Competition Commission of India (CCI) has given a green signal to Ajay Singh’s proposed acquisition of a controlling 58.46 per cent stake in cash-crunched SpiceJet, according to a stock market disclosure.
Although the CCI approval was seen as just a formality, it will allow the low-cost carrier’s co-founder and former co-promoter Singh to take the management control and ownership of the carrier.
As part of the change in ownership, Kalanithi Maran, his wife Kavery and another representative of Sun Group, S Natrajhen resigned from the company’s board last month.
Under the revival plan, SpiceJet will get a fresh infusion of a little over Rs 1,875 crore ($300 million) from new as well as outgoing promoter Maran.
Maran, who is selling his entire stake to Ajay Singh, is to subscribe to fresh redeemable preference shares, which could be seen as a part of a conditional plan where Maran would be infusing some of the cash he gets from selling his shares back into the company through redeemable securities. His current holding is worth around Rs 823 crore.

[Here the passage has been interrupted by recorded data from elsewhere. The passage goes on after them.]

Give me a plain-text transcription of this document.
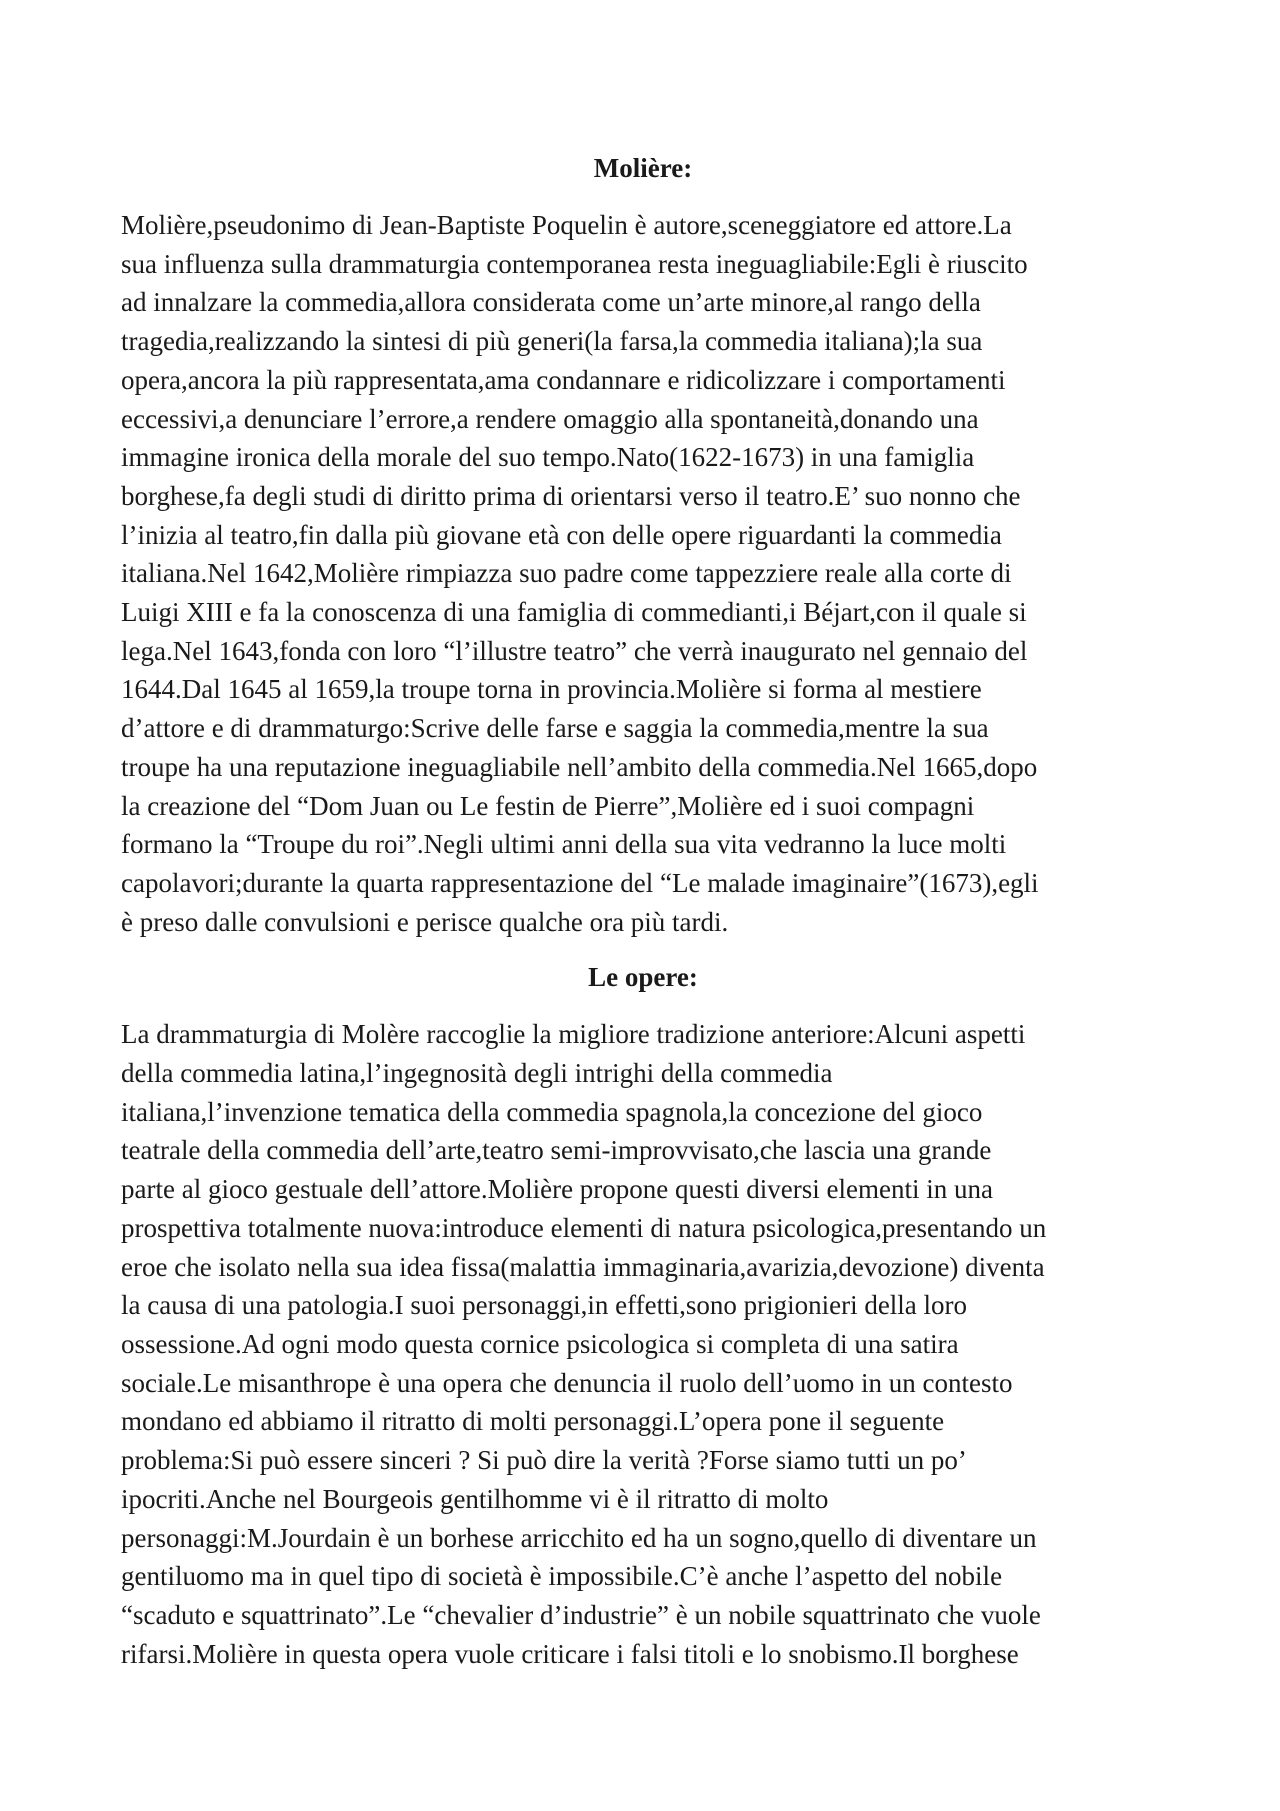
Molière:
Molière,pseudonimo di Jean-Baptiste Poquelin è autore,sceneggiatore ed attore.La
sua influenza sulla drammaturgia contemporanea resta ineguagliabile:Egli è riuscito
ad innalzare la commedia,allora considerata come un’arte minore,al rango della
tragedia,realizzando la sintesi di più generi(la farsa,la commedia italiana);la sua
opera,ancora la più rappresentata,ama condannare e ridicolizzare i comportamenti
eccessivi,a denunciare l’errore,a rendere omaggio alla spontaneità,donando una
immagine ironica della morale del suo tempo.Nato(1622-1673) in una famiglia
borghese,fa degli studi di diritto prima di orientarsi verso il teatro.E’ suo nonno che
l’inizia al teatro,fin dalla più giovane età con delle opere riguardanti la commedia
italiana.Nel 1642,Molière rimpiazza suo padre come tappezziere reale alla corte di
Luigi XIII e fa la conoscenza di una famiglia di commedianti,i Béjart,con il quale si
lega.Nel 1643,fonda con loro “l’illustre teatro” che verrà inaugurato nel gennaio del
1644.Dal 1645 al 1659,la troupe torna in provincia.Molière si forma al mestiere
d’attore e di drammaturgo:Scrive delle farse e saggia la commedia,mentre la sua
troupe ha una reputazione ineguagliabile nell’ambito della commedia.Nel 1665,dopo
la creazione del “Dom Juan ou Le festin de Pierre”,Molière ed i suoi compagni
formano la “Troupe du roi”.Negli ultimi anni della sua vita vedranno la luce molti
capolavori;durante la quarta rappresentazione del “Le malade imaginaire”(1673),egli
è preso dalle convulsioni e perisce qualche ora più tardi.
Le opere:
La drammaturgia di Molère raccoglie la migliore tradizione anteriore:Alcuni aspetti
della commedia latina,l’ingegnosità degli intrighi della commedia
italiana,l’invenzione tematica della commedia spagnola,la concezione del gioco
teatrale della commedia dell’arte,teatro semi-improvvisato,che lascia una grande
parte al gioco gestuale dell’attore.Molière propone questi diversi elementi in una
prospettiva totalmente nuova:introduce elementi di natura psicologica,presentando un
eroe che isolato nella sua idea fissa(malattia immaginaria,avarizia,devozione) diventa
la causa di una patologia.I suoi personaggi,in effetti,sono prigionieri della loro
ossessione.Ad ogni modo questa cornice psicologica si completa di una satira
sociale.Le misanthrope è una opera che denuncia il ruolo dell’uomo in un contesto
mondano ed abbiamo il ritratto di molti personaggi.L’opera pone il seguente
problema:Si può essere sinceri ? Si può dire la verità ?Forse siamo tutti un po’
ipocriti.Anche nel Bourgeois gentilhomme vi è il ritratto di molto
personaggi:M.Jourdain è un borhese arricchito ed ha un sogno,quello di diventare un
gentiluomo ma in quel tipo di società è impossibile.C’è anche l’aspetto del nobile
“scaduto e squattrinato”.Le “chevalier d’industrie” è un nobile squattrinato che vuole
rifarsi.Molière in questa opera vuole criticare i falsi titoli e lo snobismo.Il borghese
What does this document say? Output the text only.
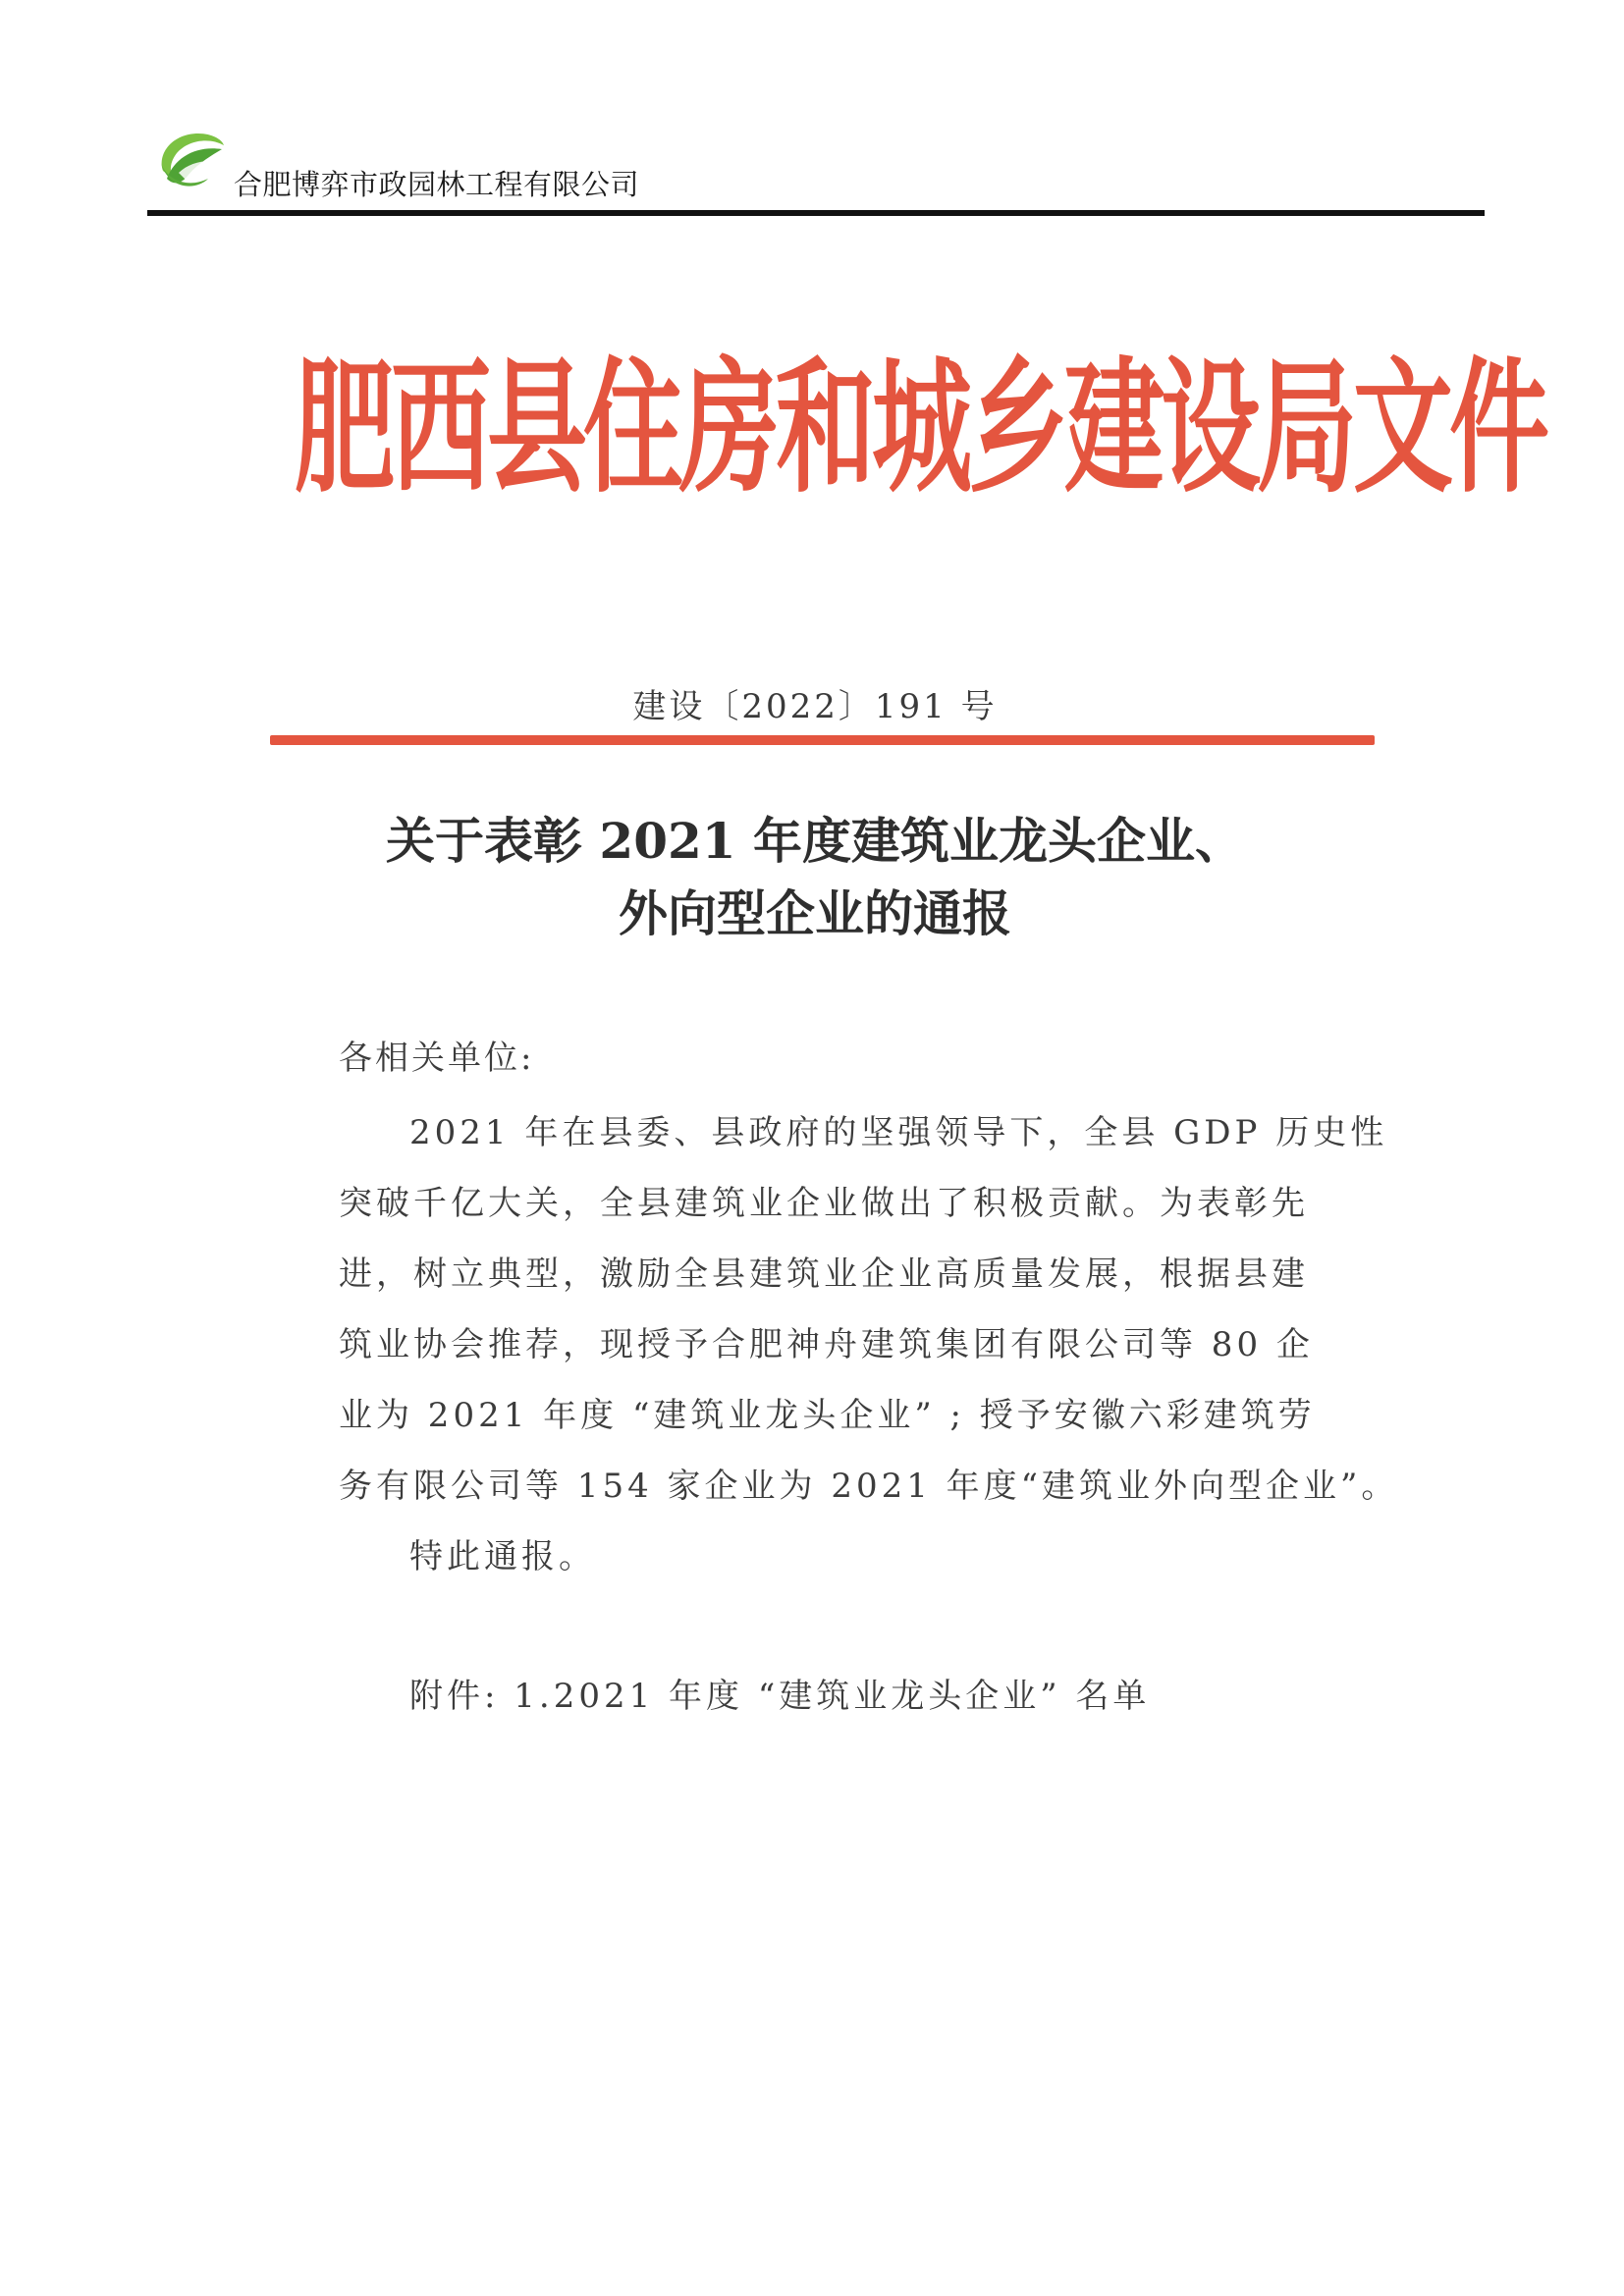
合肥博弈市政园林工程有限公司
肥西县住房和城乡建设局文件
建设〔2022〕191 号
关于表彰 2021 年度建筑业龙头企业、
外向型企业的通报
各相关单位:
2021 年在县委、县政府的坚强领导下，全县 GDP 历史性
突破千亿大关，全县建筑业企业做出了积极贡献。为表彰先
进，树立典型，激励全县建筑业企业高质量发展，根据县建
筑业协会推荐，现授予合肥神舟建筑集团有限公司等 80 企
业为 2021 年度 “建筑业龙头企业” ; 授予安徽六彩建筑劳
务有限公司等 154 家企业为 2021 年度“建筑业外向型企业”。
特此通报。
附件: 1.2021 年度 “建筑业龙头企业” 名单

Maran had acquired majority stake in SpiceJet over a period of time starting with a significant minority stake in mid-2010 for Rs 750 crore. He had later pumped in more cash to hike his stake.
Singh, who, along with NRI Bhupendra Kansagra, had started SpiceJet in 2005 exited the company in 2010. He is now acquiring a controlling stake in the loss-making airline reportedly with the backing of JPMorgan to restructure and revive the airline.
SpiceJet is the second-largest budget carrier in the country behind IndiGo and overall the fourth-largest carrier by passenger numbers.
The company’s scrip rocketed over 18 per cent and was quoting at Rs 23.55 a share in mid-day trades on the BSE in a weak Mumbai market on Friday.